Schreiber retreated into his thoughts and remained there for a while before shaking a bony finger to signify that he had something to share. "What do we know so far about the contents of the cave?" he asked with uplift in his voice practiced by yeshiva students as they grilled each other on some fine point in the Gemora.
"Very little," Tim said, voicing his frustration.
"Not exactly. We know from the Greek scroll that the yeshiva at Ein Arugot was destroyed.
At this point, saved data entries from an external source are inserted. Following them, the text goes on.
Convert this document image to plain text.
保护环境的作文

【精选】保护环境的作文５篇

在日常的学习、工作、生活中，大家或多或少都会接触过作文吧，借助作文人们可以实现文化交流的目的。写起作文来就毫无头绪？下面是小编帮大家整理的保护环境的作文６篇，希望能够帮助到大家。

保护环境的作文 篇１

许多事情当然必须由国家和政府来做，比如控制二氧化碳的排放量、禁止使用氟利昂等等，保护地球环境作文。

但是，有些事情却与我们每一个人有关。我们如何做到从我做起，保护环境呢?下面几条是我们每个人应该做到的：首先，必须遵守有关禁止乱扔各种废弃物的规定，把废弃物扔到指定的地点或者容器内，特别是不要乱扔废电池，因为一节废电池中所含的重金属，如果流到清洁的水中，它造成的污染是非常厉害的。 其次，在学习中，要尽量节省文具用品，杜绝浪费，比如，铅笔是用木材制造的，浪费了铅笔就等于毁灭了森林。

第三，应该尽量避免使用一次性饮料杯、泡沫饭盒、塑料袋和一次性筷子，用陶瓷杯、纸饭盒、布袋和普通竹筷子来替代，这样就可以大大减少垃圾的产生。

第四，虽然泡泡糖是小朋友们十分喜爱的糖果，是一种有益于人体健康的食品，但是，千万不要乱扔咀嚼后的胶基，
We know also that the commander, Digius Silban, forced Jewish prisoners to help with his dirty work. I know what that's like because I spent three and a half years of my life working as a slave for the Nazis in Germany. Prisoners think a lot about their fellow inmates because their fates are inextricably tied. I'm thinking that maybe one of these unfortunate Jews working for Digius Silban was able to send a warning that Legionnaires were coming to burn down the yeshiva and arrest its students and faculty. If so, it's possible that somebody spirited away the school records, perhaps for safekeeping in Qumran, where we know other valuable records were being stored. These names might represent a list of students, or faculty. I don't recognize any, do you?"
"Not one," Tim said, more than intrigued by the possibility Schreiber offered. But he knew something Schreiber didn't—that the fragments had yielded not thirteen, but fourteen names. Immediately, Tim's passion to visit the desert site at Ein Arugot took on the aura of a pilgrimage. Of course, he didn't expect to do more than make superficial observations. No digging. No excavations. But finding artifacts was unimportant compared with reliving history. Just standing at this location, or near it, was bound to inspire him.
Schreiber did not own a car, but he had a relative prepared to lend Tim a small Brazilian-assembled Volkswagen. On one of his daily ventures to purchase food, Tim stopped by a military surplus store and bought a pair of hiking boots, a collapsible shovel, a compass, light desert clothing, five water bottles, and a disposable Kodak camera. It would have been ideal to make this pilgrimage on Shabbos, while Schreiber rested, but he didn't think it proper to offend the car's religious owner by using it to travel on the Sabbath. Tim waited impatiently for a convenient weekday. That came when Schreiber's doctor admitted him to the hospital for treatment of a urinary infection.